Data on a government portal indicates that somebody with a surname and initials matching those of Iminov paid the equivalent of $300 in land taxes and just over $50 in nonresidential property taxes to the local tax service in Kemin on Solarcoin’s behalf in January.
That is significant insofar as Iminov was in November 2022 elected to the board of directors of JSC Electric Power Plants — the majority state-owned company that oversees nearly all of Kyrgyzstan’s power generation — just as construction of Solarcoin’s operations were nearing completion.
Martinova is also listed as the founder of another company, Metrum KG, a status she shares with Jyrgalbek Turuskulov, another former lawmaker turned energy official.
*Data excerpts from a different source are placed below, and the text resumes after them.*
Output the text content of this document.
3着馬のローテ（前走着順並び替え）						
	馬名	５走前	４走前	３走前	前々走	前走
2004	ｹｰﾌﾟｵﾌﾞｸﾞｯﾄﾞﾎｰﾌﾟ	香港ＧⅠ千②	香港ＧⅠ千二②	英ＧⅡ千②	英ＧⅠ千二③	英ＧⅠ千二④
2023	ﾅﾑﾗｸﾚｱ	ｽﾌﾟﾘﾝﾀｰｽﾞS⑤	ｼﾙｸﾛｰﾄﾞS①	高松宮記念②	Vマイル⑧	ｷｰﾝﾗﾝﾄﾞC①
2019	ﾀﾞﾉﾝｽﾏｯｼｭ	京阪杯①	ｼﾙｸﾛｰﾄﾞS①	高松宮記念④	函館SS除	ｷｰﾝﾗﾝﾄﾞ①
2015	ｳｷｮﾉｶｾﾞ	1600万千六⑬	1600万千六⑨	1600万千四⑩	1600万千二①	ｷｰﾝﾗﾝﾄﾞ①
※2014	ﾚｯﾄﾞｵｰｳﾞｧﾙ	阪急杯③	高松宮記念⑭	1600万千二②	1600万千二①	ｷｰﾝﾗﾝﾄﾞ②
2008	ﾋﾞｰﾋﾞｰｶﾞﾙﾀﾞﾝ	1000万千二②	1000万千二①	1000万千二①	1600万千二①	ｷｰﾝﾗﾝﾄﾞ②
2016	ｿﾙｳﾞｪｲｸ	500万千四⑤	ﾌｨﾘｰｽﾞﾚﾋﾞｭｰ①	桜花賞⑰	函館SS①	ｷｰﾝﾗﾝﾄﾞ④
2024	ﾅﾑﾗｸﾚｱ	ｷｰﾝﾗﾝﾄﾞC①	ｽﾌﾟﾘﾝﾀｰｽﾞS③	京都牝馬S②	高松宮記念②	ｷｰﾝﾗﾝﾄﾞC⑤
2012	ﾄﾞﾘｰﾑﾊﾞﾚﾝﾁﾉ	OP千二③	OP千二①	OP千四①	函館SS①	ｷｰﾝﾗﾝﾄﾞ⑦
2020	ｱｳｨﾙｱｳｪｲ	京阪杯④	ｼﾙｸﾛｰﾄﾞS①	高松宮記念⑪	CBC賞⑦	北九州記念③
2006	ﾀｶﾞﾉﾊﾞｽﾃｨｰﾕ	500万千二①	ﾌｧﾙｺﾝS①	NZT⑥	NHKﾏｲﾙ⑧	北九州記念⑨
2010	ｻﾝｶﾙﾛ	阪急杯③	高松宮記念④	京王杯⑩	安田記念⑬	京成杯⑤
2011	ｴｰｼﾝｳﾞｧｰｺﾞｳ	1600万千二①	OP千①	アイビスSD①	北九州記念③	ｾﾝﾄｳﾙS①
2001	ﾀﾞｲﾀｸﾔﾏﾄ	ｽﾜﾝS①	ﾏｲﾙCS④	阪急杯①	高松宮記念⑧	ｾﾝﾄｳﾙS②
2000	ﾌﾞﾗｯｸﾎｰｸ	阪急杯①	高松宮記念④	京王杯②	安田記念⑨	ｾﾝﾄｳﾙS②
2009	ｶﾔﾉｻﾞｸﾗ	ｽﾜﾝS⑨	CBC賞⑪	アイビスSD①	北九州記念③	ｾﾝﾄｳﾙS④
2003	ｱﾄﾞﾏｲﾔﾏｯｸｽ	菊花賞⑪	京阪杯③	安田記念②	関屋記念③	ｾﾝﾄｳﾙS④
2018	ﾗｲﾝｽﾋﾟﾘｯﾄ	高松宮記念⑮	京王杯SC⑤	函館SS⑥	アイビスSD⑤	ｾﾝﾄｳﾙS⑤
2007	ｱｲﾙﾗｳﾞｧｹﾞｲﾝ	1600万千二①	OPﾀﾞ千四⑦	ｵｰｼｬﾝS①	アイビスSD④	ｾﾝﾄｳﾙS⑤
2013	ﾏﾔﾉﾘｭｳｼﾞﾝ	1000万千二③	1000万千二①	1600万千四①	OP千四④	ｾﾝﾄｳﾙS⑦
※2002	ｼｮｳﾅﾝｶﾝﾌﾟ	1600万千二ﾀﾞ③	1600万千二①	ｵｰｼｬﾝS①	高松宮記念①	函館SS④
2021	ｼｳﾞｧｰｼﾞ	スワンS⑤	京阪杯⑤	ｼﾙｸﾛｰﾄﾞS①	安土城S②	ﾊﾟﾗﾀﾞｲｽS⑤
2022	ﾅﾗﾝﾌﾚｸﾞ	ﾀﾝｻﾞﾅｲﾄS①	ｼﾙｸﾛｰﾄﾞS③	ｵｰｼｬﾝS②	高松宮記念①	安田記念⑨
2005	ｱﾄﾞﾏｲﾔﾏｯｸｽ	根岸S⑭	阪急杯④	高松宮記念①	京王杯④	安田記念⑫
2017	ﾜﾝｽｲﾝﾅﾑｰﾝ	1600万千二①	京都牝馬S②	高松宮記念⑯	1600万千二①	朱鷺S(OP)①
While Iminov represents JSC Electric Power Plants, Turuskulov serves as a board member for the state grid itself, whose full title is the National Electrical Grid of Kyrgyzstan (NESK).
Turuskulov told Radio Azattyk in a telephone call that he had seen Martinova only once in his life and did not know her beyond that.
Neither Martinova nor Iminov could be reached for comment, while Aisana Ismailova, listed as Solarcoin’s director, told RFE/RL via telephone that she would provide comment, though she failed to do so.
Due to Kyrgyzstan’s dependence on hydroelectric power, dry years like 2023 — coupled with commitments to provide downstream neighbors Kazakhstan and Uzbekistan with water — can spell trouble for the grid.
Earlier this year, the deputy chairman of the cabinet of ministers, Bakyt Torobaev, estimated that Kyrgyzstan will enter the heating season with a volume of approximately 12.4 billion cubic meters of water in the Toktogul Reservoir — more than 1 billion less than last year.
During the winter, more water is drawn to provide power as demand grows, with inflows into the reservoir falling sharply by the beginning of autumn.
History suggests that Kyrgyzstan needs to retain 6 billion-7 billion cubic meters of water in Toktogul during the cold months to avoid the regular shutoffs that deepened popular anger with the ill-fated regime of President Kurmanbek Bakiev more than a decade ago.
Current President Japarov was a top official in that government.
In his comments following Radio Azattyk’s investigation, Japarov repeated the refrain of his predecessors that Kyrgyzstan “will become an electricity-exporting country” as new HPPs come online in the near future.
But energy expert Ernest Karybekov told RFE/RL’s Kyrgyz Service that the Solarcoin project is another example of private interests being prioritized over the public good when it comes to the domestic energy sector.
“If you, I, or another citizen asks for electricity to open a factory, they will say that there is no capacity, and block permission,” Karybekov said.
“Does it pose a risk? Yes it does. [But the authorities] will give permission for somebody else to enrich themselves,” he added.